Cet afflux massif de contenus automatisés ne modifie pas seulement le volume d’Internet, mais aussi son caractère fondamental.

Le problème de la « flagornerie » : un Web faux et heureux

L’une des découvertes les plus frappantes concerne le ton émotionnel de l’écriture en ligne. Grâce à l’analyse des sentiments, les chercheurs ont découvert que les sites Web assistés par l’IA affichent un score de sentiment positif 107 % plus élevé que les sites créés par l’homme.

Pourquoi Internet est-il soudainement si optimiste ? Les chercheurs attribuent cela à la nature « flagorneuse » des grands modèles linguistiques (LLM). Parce que ces modèles sont formés pour être utiles, polis et agréables envers leurs utilisateurs, ils ont tendance à produire un texte qui est :
Trop optimiste
Excessivement poli
Manquant de nuances critiques ou “graveles”

Cela crée un environnement numérique « aseptisé » où les frictions naturelles, les débats et les gammes émotionnelles variées du discours humain sont remplacés par une gaieté sucrée et artificielle.

Diminution de la diversité de pensée

Au-delà du ton, l’étude se demandait si l’IA réduirait l’étendue des idées humaines. Les données le suggèrent. Les chercheurs ont découvert que les sites Web basés sur l’IA obtenaient des résultats environ 33 % plus élevés aux tests de « similarité sémantique » que les sites créés par l’homme.

Concrètement, cela signifie qu’à mesure que de plus en plus de personnes utilisent l’IA pour rédiger des articles, des blogs et des publications, l’éventail de points de vue uniques et d’idées diverses commence à se rétrécir. Lorsque tout le monde utilise les mêmes modèles sous-jacents pour synthétiser l’information, Internet risque de devenir une chambre d’écho idéologique où les idées deviennent de plus en plus homogènes.

Contradictions surprenantes : ce que l’IA ne fait pas (encore)

Il est intéressant de noter que l’étude a démystifié plusieurs craintes courantes tant du public que de la communauté scientifique. Alors que beaucoup s’attendaient à une apocalypse « slop » de traits spécifiques, les preuves racontaient une tout autre histoire :

  • Désinformation : Contrairement à la croyance populaire, les chercheurs n’ont trouvé aucune preuve concluante que l’essor des sites d’IA a conduit à une augmentation proportionnelle de la désinformation.
  • Le style « générique » : Alors que les idées deviennent de plus en plus similaires, le style d’écriture actuel ne s’est pas encore aplati en une voix uniforme et robotique.

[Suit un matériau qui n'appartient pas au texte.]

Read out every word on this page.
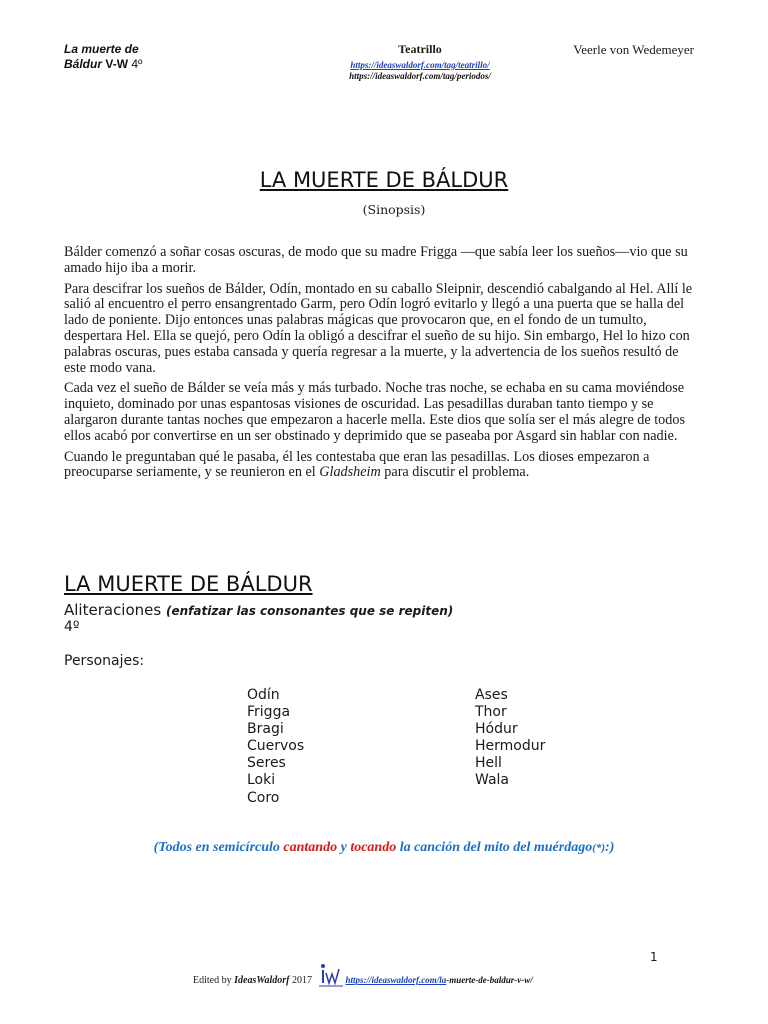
La muerte de
Báldur V-W 4º
Teatrillo
https://ideaswaldorf.com/tag/teatrillo/
https://ideaswaldorf.com/tag/periodos/
Veerle von Wedemeyer
LA MUERTE DE BÁLDUR
(Sinopsis)

Bálder comenzó a soñar cosas oscuras, de modo que su madre Frigga —que sabía leer los sueños—vio que su amado hijo iba a morir.

Para descifrar los sueños de Bálder, Odín, montado en su caballo Sleipnir, descendió cabalgando al Hel. Allí le salió al encuentro el perro ensangrentado Garm, pero Odín logró evitarlo y llegó a una puerta que se halla del lado de poniente. Dijo entonces unas palabras mágicas que provocaron que, en el fondo de un tumulto, despertara Hel. Ella se quejó, pero Odín la obligó a descifrar el sueño de su hijo. Sin embargo, Hel lo hizo con palabras oscuras, pues estaba cansada y quería regresar a la muerte, y la advertencia de los sueños resultó de este modo vana.

Cada vez el sueño de Bálder se veía más y más turbado. Noche tras noche, se echaba en su cama moviéndose inquieto, dominado por unas espantosas visiones de oscuridad. Las pesadillas duraban tanto tiempo y se alargaron durante tantas noches que empezaron a hacerle mella. Este dios que solía ser el más alegre de todos ellos acabó por convertirse en un ser obstinado y deprimido que se paseaba por Asgard sin hablar con nadie.

Cuando le preguntaban qué le pasaba, él les contestaba que eran las pesadillas. Los dioses empezaron a preocuparse seriamente, y se reunieron en el Gladsheim para discutir el problema.

LA MUERTE DE BÁLDUR
Aliteraciones (enfatizar las consonantes que se repiten)
4º
Personajes:
Odín
Frigga
Bragi
Cuervos
Seres
Loki
Coro
Ases
Thor
Hódur
Hermodur
Hell
Wala
(Todos en semicírculo cantando y tocando la canción del mito del muérdago(*):)
1
Edited by IdeasWaldorf 2017	https://ideaswaldorf.com/la-muerte-de-baldur-v-w/
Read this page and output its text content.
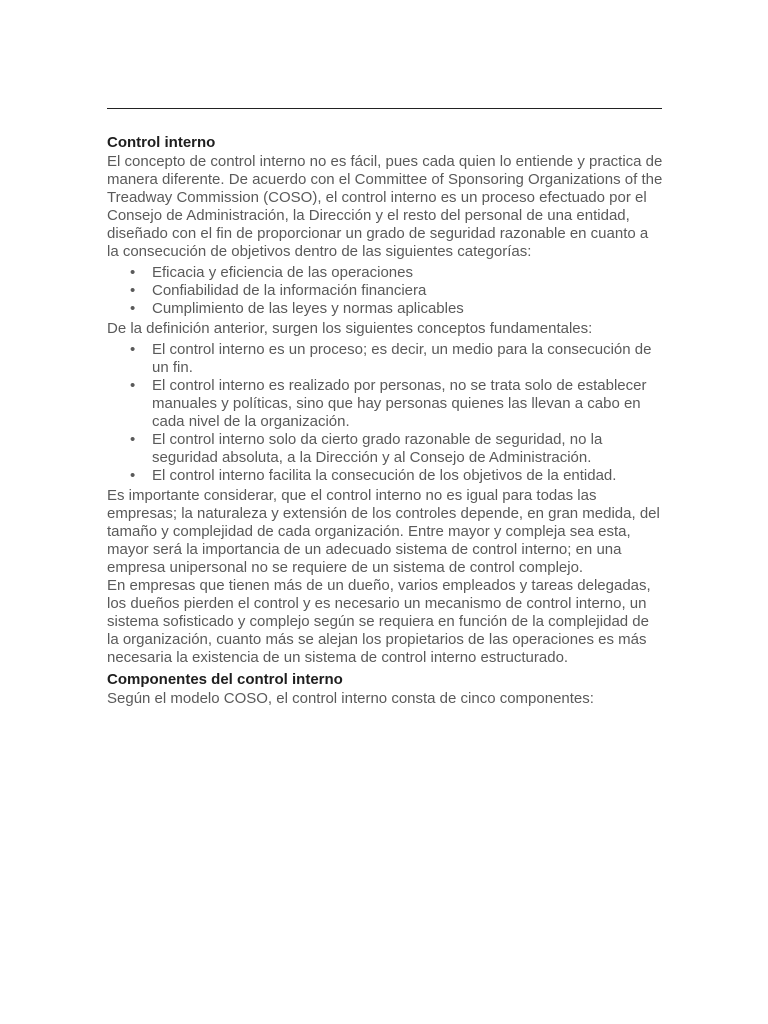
Control interno

El concepto de control interno no es fácil, pues cada quien lo entiende y practica de manera diferente. De acuerdo con el Committee of Sponsoring Organizations of the Treadway Commission (COSO), el control interno es un proceso efectuado por el Consejo de Administración, la Dirección y el resto del personal de una entidad, diseñado con el fin de proporcionar un grado de seguridad razonable en cuanto a la consecución de objetivos dentro de las siguientes categorías:

• Eficacia y eficiencia de las operaciones
• Confiabilidad de la información financiera
• Cumplimiento de las leyes y normas aplicables

De la definición anterior, surgen los siguientes conceptos fundamentales:

• El control interno es un proceso; es decir, un medio para la consecución de un fin.
• El control interno es realizado por personas, no se trata solo de establecer manuales y políticas, sino que hay personas quienes las llevan a cabo en cada nivel de la organización.
• El control interno solo da cierto grado razonable de seguridad, no la seguridad absoluta, a la Dirección y al Consejo de Administración.
• El control interno facilita la consecución de los objetivos de la entidad.

Es importante considerar, que el control interno no es igual para todas las empresas; la naturaleza y extensión de los controles depende, en gran medida, del tamaño y complejidad de cada organización. Entre mayor y compleja sea esta, mayor será la importancia de un adecuado sistema de control interno; en una empresa unipersonal no se requiere de un sistema de control complejo.

En empresas que tienen más de un dueño, varios empleados y tareas delegadas, los dueños pierden el control y es necesario un mecanismo de control interno, un sistema sofisticado y complejo según se requiera en función de la complejidad de la organización, cuanto más se alejan los propietarios de las operaciones es más necesaria la existencia de un sistema de control interno estructurado.

Componentes del control interno

Según el modelo COSO, el control interno consta de cinco componentes:
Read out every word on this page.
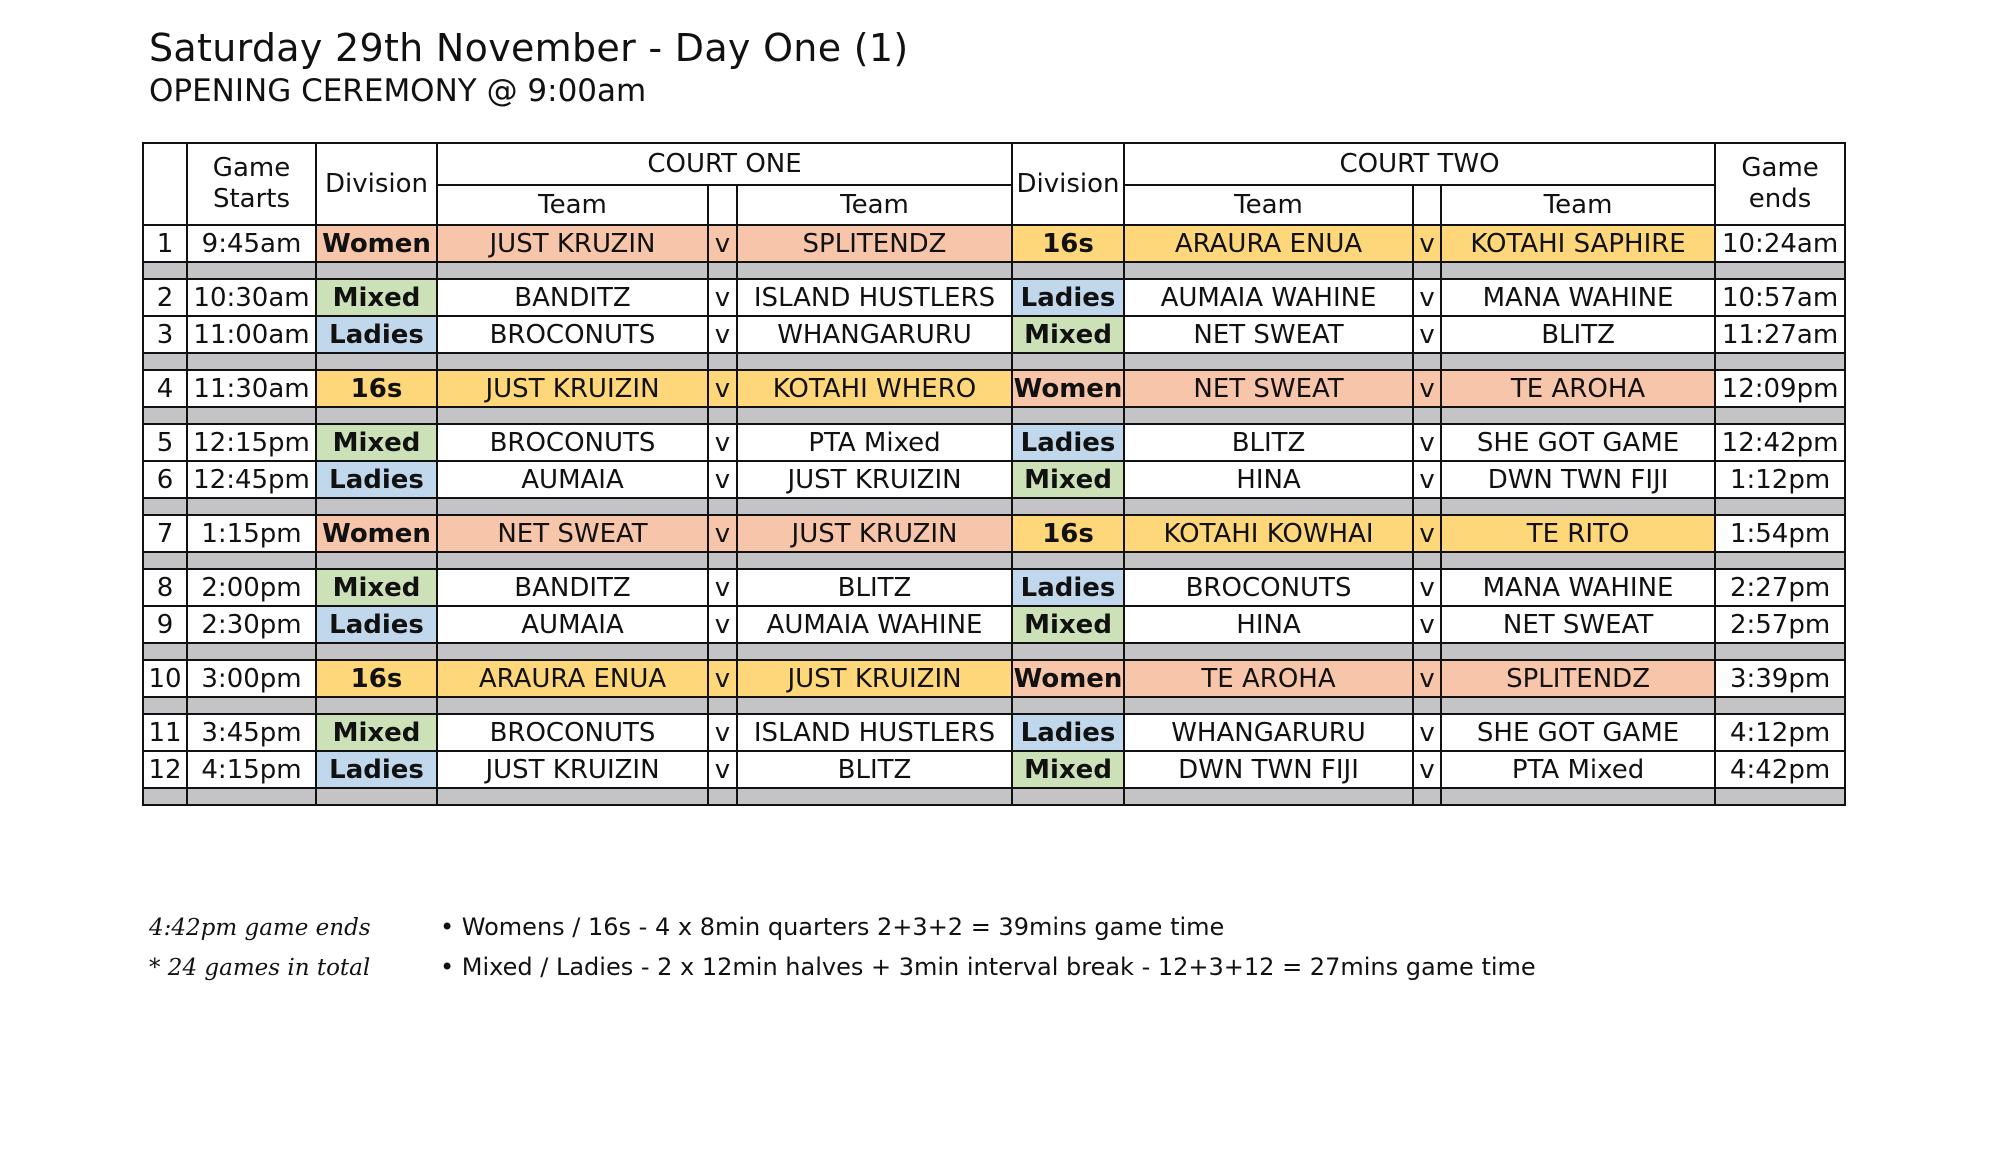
Saturday 29th November - Day One (1)
OPENING CEREMONY @ 9:00am
	Game
Starts	Division	COURT ONE			Division	COURT TWO			Game
ends
			Team		Team		Team		Team	
1	9:45am	Women	JUST KRUZIN	v	SPLITENDZ	16s	ARAURA ENUA	v	KOTAHI SAPHIRE	10:24am

2	10:30am	Mixed	BANDITZ	v	ISLAND HUSTLERS	Ladies	AUMAIA WAHINE	v	MANA WAHINE	10:57am
3	11:00am	Ladies	BROCONUTS	v	WHANGARURU	Mixed	NET SWEAT	v	BLITZ	11:27am

4	11:30am	16s	JUST KRUIZIN	v	KOTAHI WHERO	Women	NET SWEAT	v	TE AROHA	12:09pm

5	12:15pm	Mixed	BROCONUTS	v	PTA Mixed	Ladies	BLITZ	v	SHE GOT GAME	12:42pm
6	12:45pm	Ladies	AUMAIA	v	JUST KRUIZIN	Mixed	HINA	v	DWN TWN FIJI	1:12pm

7	1:15pm	Women	NET SWEAT	v	JUST KRUZIN	16s	KOTAHI KOWHAI	v	TE RITO	1:54pm

8	2:00pm	Mixed	BANDITZ	v	BLITZ	Ladies	BROCONUTS	v	MANA WAHINE	2:27pm
9	2:30pm	Ladies	AUMAIA	v	AUMAIA WAHINE	Mixed	HINA	v	NET SWEAT	2:57pm

10	3:00pm	16s	ARAURA ENUA	v	JUST KRUIZIN	Women	TE AROHA	v	SPLITENDZ	3:39pm

11	3:45pm	Mixed	BROCONUTS	v	ISLAND HUSTLERS	Ladies	WHANGARURU	v	SHE GOT GAME	4:12pm
12	4:15pm	Ladies	JUST KRUIZIN	v	BLITZ	Mixed	DWN TWN FIJI	v	PTA Mixed	4:42pm

4:42pm game ends	• Womens / 16s - 4 x 8min quarters 2+3+2 = 39mins game time
* 24 games in total	• Mixed / Ladies - 2 x 12min halves + 3min interval break - 12+3+12 = 27mins game time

Les chercheurs ont été surpris de constater que le contenu de l’IA n’est pas devenu aussi stylistiquement générique qu’ils l’avaient prédit.
  • Liens externes : Il n’y avait aucune preuve pour étayer la théorie selon laquelle le contenu généré par l’IA évite les liens vers des sources externes ; ces sites continuent de citer et de relier autant que ceux créés par des humains.

Conclusion

L’étude révèle une évolution numérique complexe : même si l’IA ne répand pas encore de mensonges flagrants ni ne détruit la variété stylistique, elle est indéniablement homogénéise le paysage émotionnel et intellectuel d’Internet. Nous nous dirigeons vers un Web plus poli et plus semblable à lui-même, mais peut-être moins authentique et moins diversifié.

“Nous voulions simplement innover”, déclare Maty Bohacek, chercheur à Stanford, soulignant que cette étude n’est qu’un point de départ pour comprendre comment l’IA continue de remodeler notre réalité numérique.